Quel lavoro in fondo non era povero perchè non era soltanto per mangiare: necessità materiale che consuma vita umana in altro dovere materiale, era lavoro ricco d'ideali, lo sentivo come Grazia santificante la mia vita e quella di tutti i lavoratori, era ricerca di Redenzione per me e per tutti, era Amore per solidarietà fino all'estremo con tutti, era Adorazione e Contemplazione di Dio...
Non era lavoro per comprarmi da mangiare, per sedermi a una tavola, saziarmi i vuoti spaventosi dello stomaco dopo ore e ore di fatica.
Non era per dare da mangiare ad una donna perchè potesse continuare a vivere, a respirare, a riempire una casa, non era perchè una nidiata a bocca spalancata avesse cibo a sazietà. Perchè è povertà vedersi mangiato il proprio lavoro, un boccone dopo l'altro, bevono sangue, mangiano carne viva del proprio essere che si fa a pezzi per guadagnare, a forza di lavoro, quello che poi loro interamente si mangeranno.
E' povertà anche se chi mangia tutta la propria fatica sono bocche immensamente amate.
E' povertà anche se dev'essere gioia indicibile vederli crescere su, sani e forti, è povertà perchè il loro crescere costa il proprio logorarsi, sul lavoro, ogni giorno.

(La gioia incredibile quando un giorno ho dato la busta, ancora chiusa, della quindicina ad un operaio che mi chiedeva un prestito perchè gli nasceva un bambino).
Non sono povero di questa povertà essenziale. Non mi sarà forse dato di vivere in questo povertà. Anche perchè forse per noi è quasi impossibile (a meno che non cambino molte cose) vivere unicamente del frutto del nostro lavoro.
Perchè lavoro non è vivere alle spalle di Dio e di Gesù Cristo, della Madonna e dei Santi. E nemmeno è lavorare l'amministrazione dei Sacramenti e il gridare la Parola di Dio sui pulpiti, sia pure sudando abbondantemente per l'empito dell'oratoria. Portare al cimitero ì morti recitando Rosari sarà opera di misericordia, ma non è un lavoro. Così pure visitare i malati. E nemmeno fare religione nelle scuole e il catechismo ai bambini...
Mi hanno sempre detto che il sacerdozio è una missione, o, per usare una parola orribile, ma d'uso ecclesiasticamente accettato, un ministero, ma è offesa e irriverenza grave - così ho sempre sentito dire - passarlo come una professione e tanto peggio come un lavoro.
Non sarà mai povertà vivere sfruttando una missione, facendo rendere un dare le cose di Dio, l'amministrare le cose sacre.
Che uno abbia il diritto di vivere dell'altare, dato che vive per l'altare, d'accordo, ma che fare così comporti una povertà non mi pare possibile.

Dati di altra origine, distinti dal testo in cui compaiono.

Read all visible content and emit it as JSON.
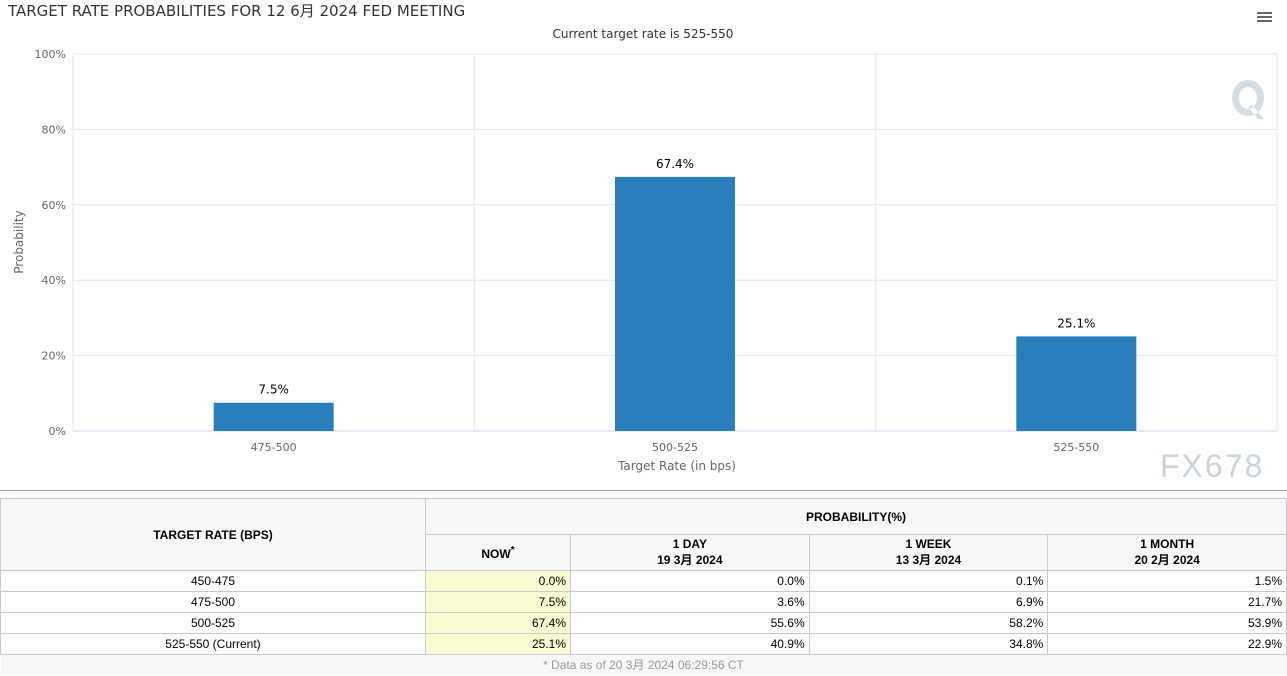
{
  "chart_data": {
    "type": "bar",
    "title": "TARGET RATE PROBABILITIES FOR 12 6月 2024 FED MEETING",
    "subtitle": "Current target rate is 525-550",
    "xlabel": "Target Rate (in bps)",
    "ylabel": "Probability",
    "categories": [
      "475-500",
      "500-525",
      "525-550"
    ],
    "values": [
      7.5,
      67.4,
      25.1
    ],
    "data_labels": [
      "7.5%",
      "67.4%",
      "25.1%"
    ],
    "ylim": [
      0,
      100
    ],
    "yticks": [
      "0%",
      "20%",
      "40%",
      "60%",
      "80%",
      "100%"
    ],
    "grid": true,
    "color": "#2a7fba"
  },
  "table": {
    "header_rate": "TARGET RATE (BPS)",
    "header_prob": "PROBABILITY(%)",
    "cols": [
      {
        "l1": "NOW",
        "l2": "*"
      },
      {
        "l1": "1 DAY",
        "l2": "19 3月 2024"
      },
      {
        "l1": "1 WEEK",
        "l2": "13 3月 2024"
      },
      {
        "l1": "1 MONTH",
        "l2": "20 2月 2024"
      }
    ],
    "rows": [
      {
        "rate": "450-475",
        "v": [
          "0.0%",
          "0.0%",
          "0.1%",
          "1.5%"
        ]
      },
      {
        "rate": "475-500",
        "v": [
          "7.5%",
          "3.6%",
          "6.9%",
          "21.7%"
        ]
      },
      {
        "rate": "500-525",
        "v": [
          "67.4%",
          "55.6%",
          "58.2%",
          "53.9%"
        ]
      },
      {
        "rate": "525-550 (Current)",
        "v": [
          "25.1%",
          "40.9%",
          "34.8%",
          "22.9%"
        ]
      }
    ],
    "footnote": "* Data as of 20 3月 2024 06:29:56 CT"
  },
  "watermark": "FX678",
  "menu_icon": "hamburger-menu-icon"
}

Se mai comporterà una particolare posizione di privilegio, come del resto è sempre, più o meno, successo.
E' proprio doloroso trovarsi nel dovere di insegnare e quindi logicamente testimoniare (anzi, a regola, si dovrebbe prima testimoniare e poi insegnare, come succedeva a Gesù) che la povertà è valore essenziale nel Cristianesimo e poi scoprirsi nella situazione di non poterla vivere con totale sincerità. Perchè dare dei pacchi, provvedere vestitini, offrire mille lire non è detto che dia di essere poveri della vera, santa povertà cristiana.

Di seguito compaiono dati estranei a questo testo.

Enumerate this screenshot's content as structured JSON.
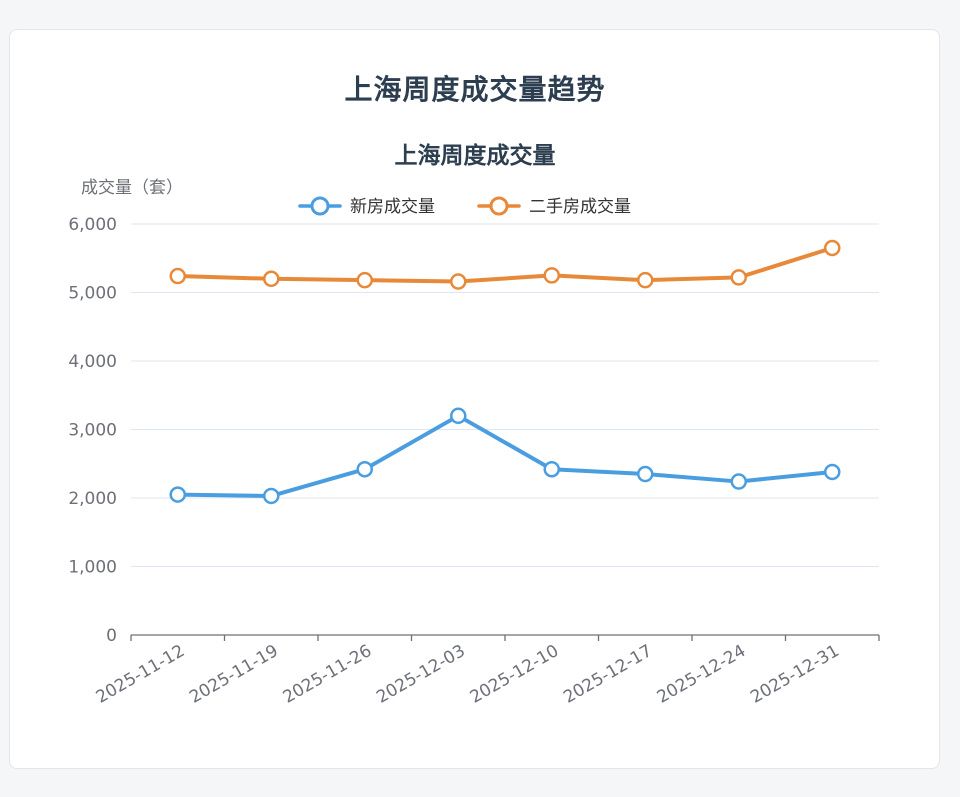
{
  "page": {
    "heading": "上海周度成交量趋势"
  },
  "chart_data": {
    "type": "line",
    "title": "上海周度成交量",
    "ylabel": "成交量（套）",
    "xlabel": "",
    "categories": [
      "2025-11-12",
      "2025-11-19",
      "2025-11-26",
      "2025-12-03",
      "2025-12-10",
      "2025-12-17",
      "2025-12-24",
      "2025-12-31"
    ],
    "ylim": [
      0,
      6000
    ],
    "yticks": [
      0,
      1000,
      2000,
      3000,
      4000,
      5000,
      6000
    ],
    "ytick_labels": [
      "0",
      "1,000",
      "2,000",
      "3,000",
      "4,000",
      "5,000",
      "6,000"
    ],
    "grid": true,
    "legend_position": "top-center",
    "series": [
      {
        "name": "新房成交量",
        "color": "#4a9ee0",
        "values": [
          2050,
          2030,
          2420,
          3200,
          2420,
          2350,
          2240,
          2380
        ]
      },
      {
        "name": "二手房成交量",
        "color": "#e8893a",
        "values": [
          5240,
          5200,
          5180,
          5160,
          5250,
          5180,
          5220,
          5650
        ]
      }
    ]
  }
}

Ho paura di non avere nemmeno il coraggio della povertà. Non so pensarvi seriamente e onestamente. E le ragioni capaci di ovattarne il problema sono così tante e vengono su appoggiate a un enorme buon senso, rafforzate da prudenti saggezze, sostenute ormai da consuetudini immemorabili.

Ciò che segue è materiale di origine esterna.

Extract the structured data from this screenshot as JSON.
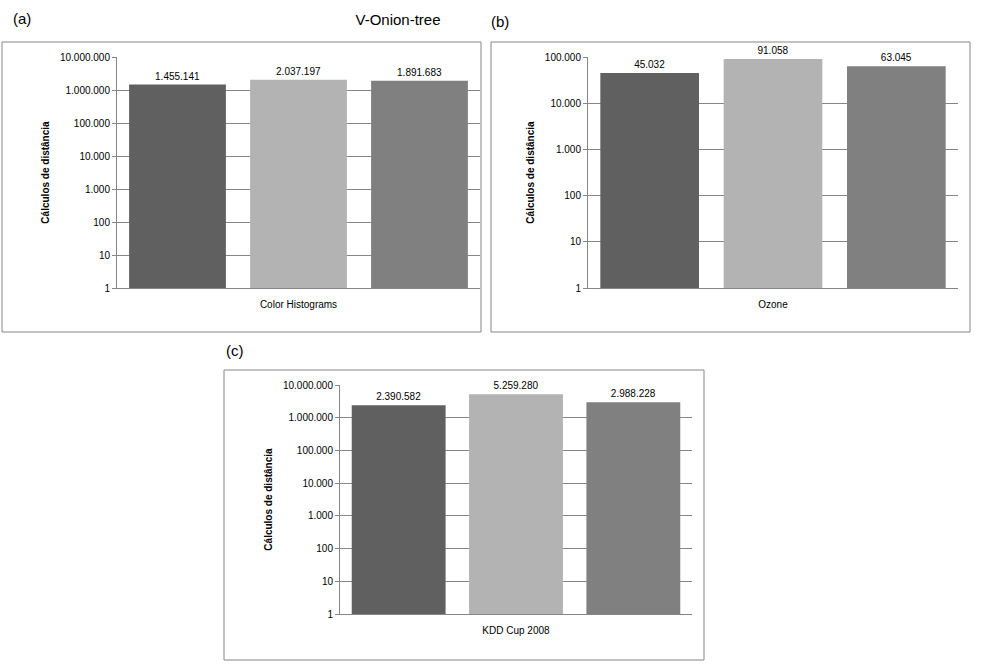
{
  "title": "V-Onion-tree",
  "chart_data": [
    {
      "type": "bar",
      "annotation": "(a)",
      "xlabel": "Color Histograms",
      "ylabel": "Cálculos de distância",
      "categories": [
        null,
        null,
        null
      ],
      "values": [
        1455141,
        2037197,
        1891683
      ],
      "value_labels": [
        "1.455.141",
        "2.037.197",
        "1.891.683"
      ],
      "colors": [
        "#606060",
        "#b3b3b3",
        "#808080"
      ],
      "log": "y",
      "grid": true,
      "data_labels": true,
      "tick_labels": "y",
      "ylim": [
        1,
        10000000
      ],
      "yticks": [
        1,
        10,
        100,
        {
          "value": 1000,
          "label": "1.000"
        },
        {
          "value": 10000,
          "label": "10.000"
        },
        {
          "value": 100000,
          "label": "100.000"
        },
        {
          "value": 1000000,
          "label": "1.000.000"
        },
        {
          "value": 10000000,
          "label": "10.000.000"
        }
      ]
    },
    {
      "type": "bar",
      "annotation": "(b)",
      "xlabel": "Ozone",
      "ylabel": "Cálculos de distância",
      "categories": [
        null,
        null,
        null
      ],
      "values": [
        45032,
        91058,
        63045
      ],
      "value_labels": [
        "45.032",
        "91.058",
        "63.045"
      ],
      "colors": [
        "#606060",
        "#b3b3b3",
        "#808080"
      ],
      "log": "y",
      "grid": true,
      "data_labels": true,
      "tick_labels": "y",
      "ylim": [
        1,
        100000
      ],
      "yticks": [
        1,
        10,
        100,
        {
          "value": 1000,
          "label": "1.000"
        },
        {
          "value": 10000,
          "label": "10.000"
        },
        {
          "value": 100000,
          "label": "100.000"
        }
      ]
    },
    {
      "type": "bar",
      "annotation": "(c)",
      "xlabel": "KDD Cup 2008",
      "ylabel": "Cálculos de distância",
      "categories": [
        null,
        null,
        null
      ],
      "values": [
        2390582,
        5259280,
        2988228
      ],
      "value_labels": [
        "2.390.582",
        "5.259.280",
        "2.988.228"
      ],
      "colors": [
        "#606060",
        "#b3b3b3",
        "#808080"
      ],
      "log": "y",
      "grid": true,
      "data_labels": true,
      "tick_labels": "y",
      "ylim": [
        1,
        10000000
      ],
      "yticks": [
        1,
        10,
        100,
        {
          "value": 1000,
          "label": "1.000"
        },
        {
          "value": 10000,
          "label": "10.000"
        },
        {
          "value": 100000,
          "label": "100.000"
        },
        {
          "value": 1000000,
          "label": "1.000.000"
        },
        {
          "value": 10000000,
          "label": "10.000.000"
        }
      ]
    }
  ]
}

E continuo a mangiare il pane che non ho sudato e il companatico che non mi sono guadagnato. Continuo a sopportare (e me ne faccio quasi un diritto) che siano gli altri a lavorare per il mio mangiare e a faticare per il mio vestire. In cambio offro ciò che non è mio, ciò che non è fatica mia, non do del mio sangue e della mia carne. Vivo amministrando le cose di Dio, pagando con ipoteche in Paradiso.
E' un po' terribile per me credente, seguace, testimone "del fabbro di Nazaret" (Mc. 6, 3) Figlio di Dio.